Trevor's research, writing, and teaching have been supported by a John Fisher Zeidman Memorial Chinese Studies Fellowship at Beijing Normal University, a Japanese Ministry of Education Fellowship at Taisho University in Tokyo, a Knight Fellowship in the Investigative Science Journalism Boot Camp at MIT, a Teaching Fellowship from the School of the Arts at Columbia University in New York City, and a four-year grant from the Kone Foundation. He has a master's degree in nonfiction writing from the School of the Arts at Columbia University and a graduate certificate in philosophy of biology from the ISSG institute at Columbia University. He graduated Phi Beta Kappa and Summa cum laude from Princeton University where he studied international politics, East Asian languages and religion, and African American Studies. He has also studied at Osaka University of Foreign Studies, the Stanford Inter-University Center in Yokohama, the Yale-in-China Center at the Chinese University of Hong Kong, and the Middlebury College Chinese and Japanese language schools. He graduated Cum laude from Sidwell Friends School in Washington D.C. He has been a member of the PEN America Society, the American Society of Journalists and Authors, the Association of Writers & Writing Programs, the Science and Social Difference Working Group at Columbia University, and the NeuWrite collaborative science-writing group. With the support of the Kone Foundation, Trevor founded in Helsinki a new regional branch of NeuWrite, NeuWrite Nordic, of which he is the current director. He is currently a member of the European Association of Creative Writing Programs.

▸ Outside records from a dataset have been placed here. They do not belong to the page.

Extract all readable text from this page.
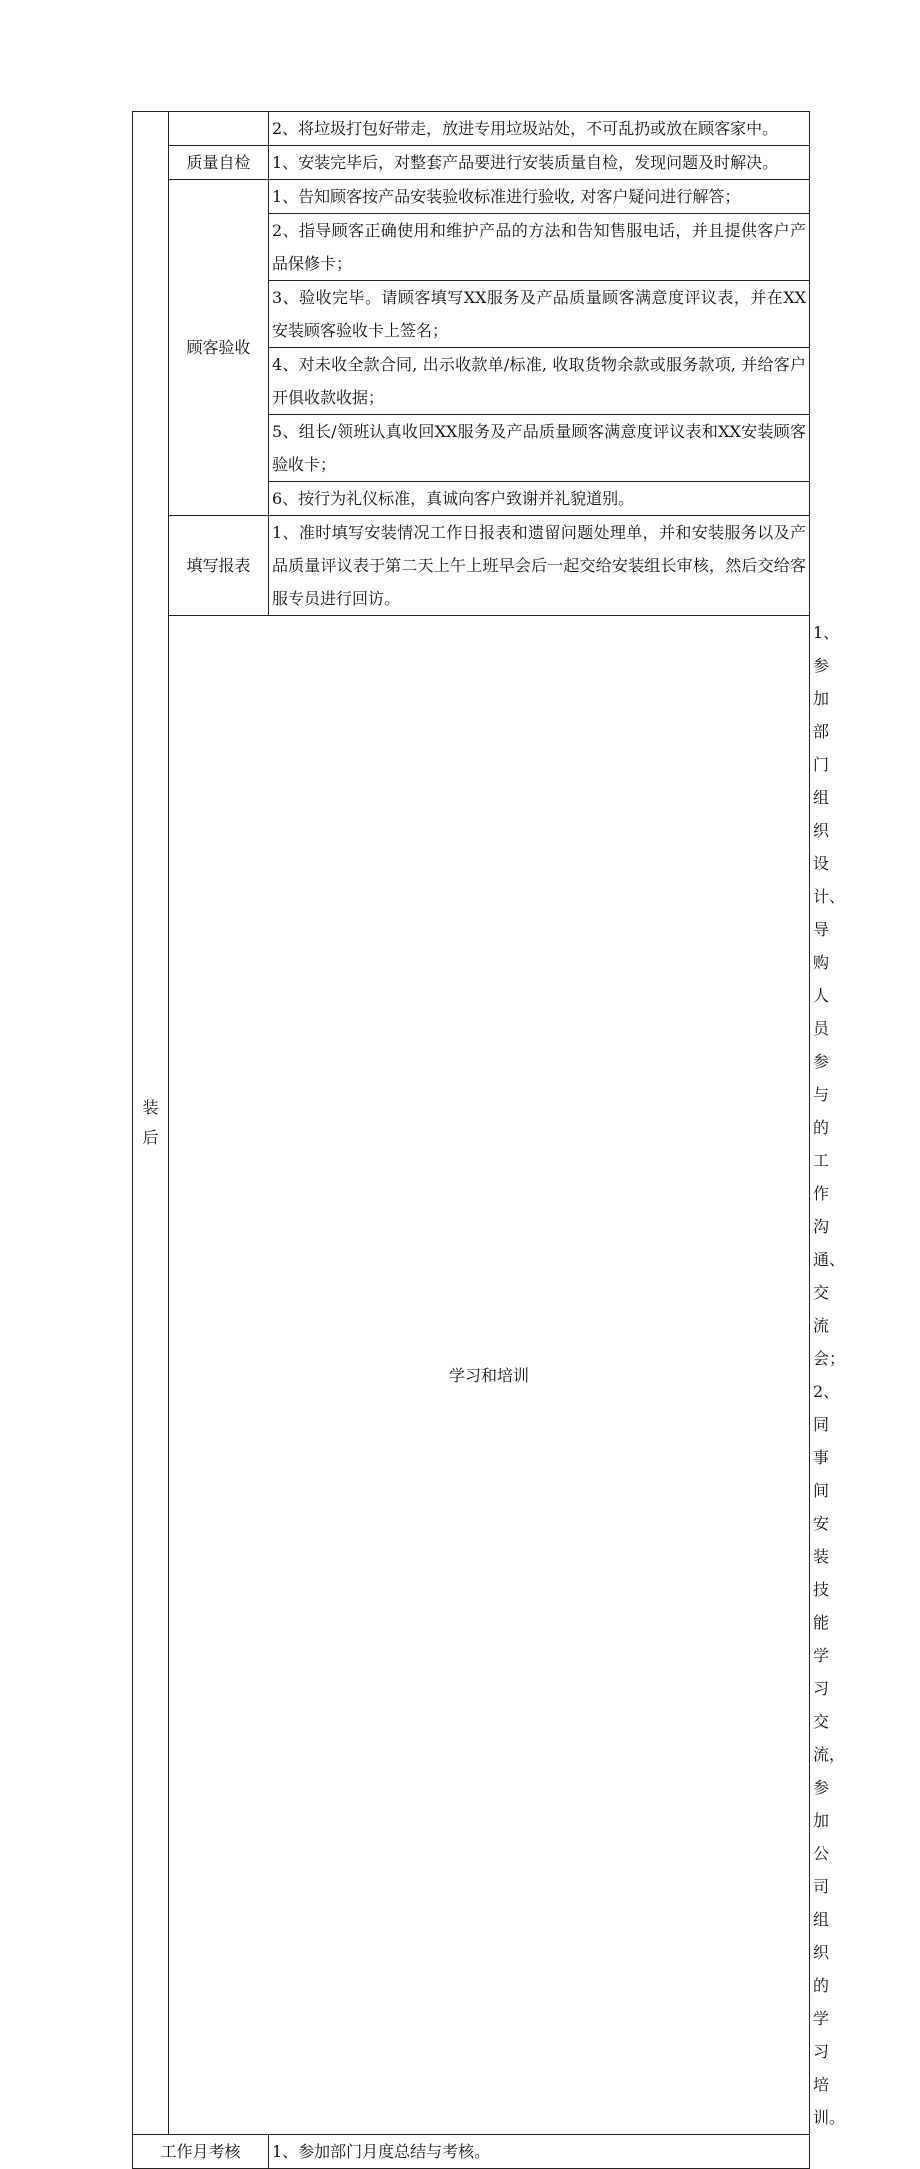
装
后		2、将垃圾打包好带走，放进专用垃圾站处，不可乱扔或放在顾客家中。	
	质量自检	1、安装完毕后，对整套产品要进行安装质量自检，发现问题及时解决。	
	顾客验收	1、告知顾客按产品安装验收标准进行验收, 对客户疑问进行解答；	
		2、指导顾客正确使用和维护产品的方法和告知售服电话，并且提供客户产品保修卡；	
		3、验收完毕。请顾客填写XX服务及产品质量顾客满意度评议表，并在XX安装顾客验收卡上签名；	
		4、对未收全款合同, 出示收款单/标准, 收取货物余款或服务款项, 并给客户开俱收款收据；	
		5、组长/领班认真收回XX服务及产品质量顾客满意度评议表和XX安装顾客验收卡；	
		6、按行为礼仪标准，真诚向客户致谢并礼貌道别。	
	填写报表	1、准时填写安装情况工作日报表和遗留问题处理单，并和安装服务以及产品质量评议表于第二天上午上班早会后一起交给安装组长审核，然后交给客服专员进行回访。	
	学习和培训		1、参加部门组织设计、导购人员参与的工作沟通、交流会；
2、同事间安装技能学习交流，参加公司组织的学习培训。

工作月考核		1、参加部门月度总结与考核。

For about six years Trevor hosted a series of historical sushi dinners, mainly in New York City. The dinners received wide media coverage and educated attendees on the gastronomic and ecological benefits of traditional sustainable seafood. He co-authored the Blue Ocean Institute's Guide to Ocean-Friendly Sushi, and his educational video Sushi: You're Doing It All Wrong, produced by CBS, was a finalist for a Digital Ellie award from the American Society of Magazine Editors.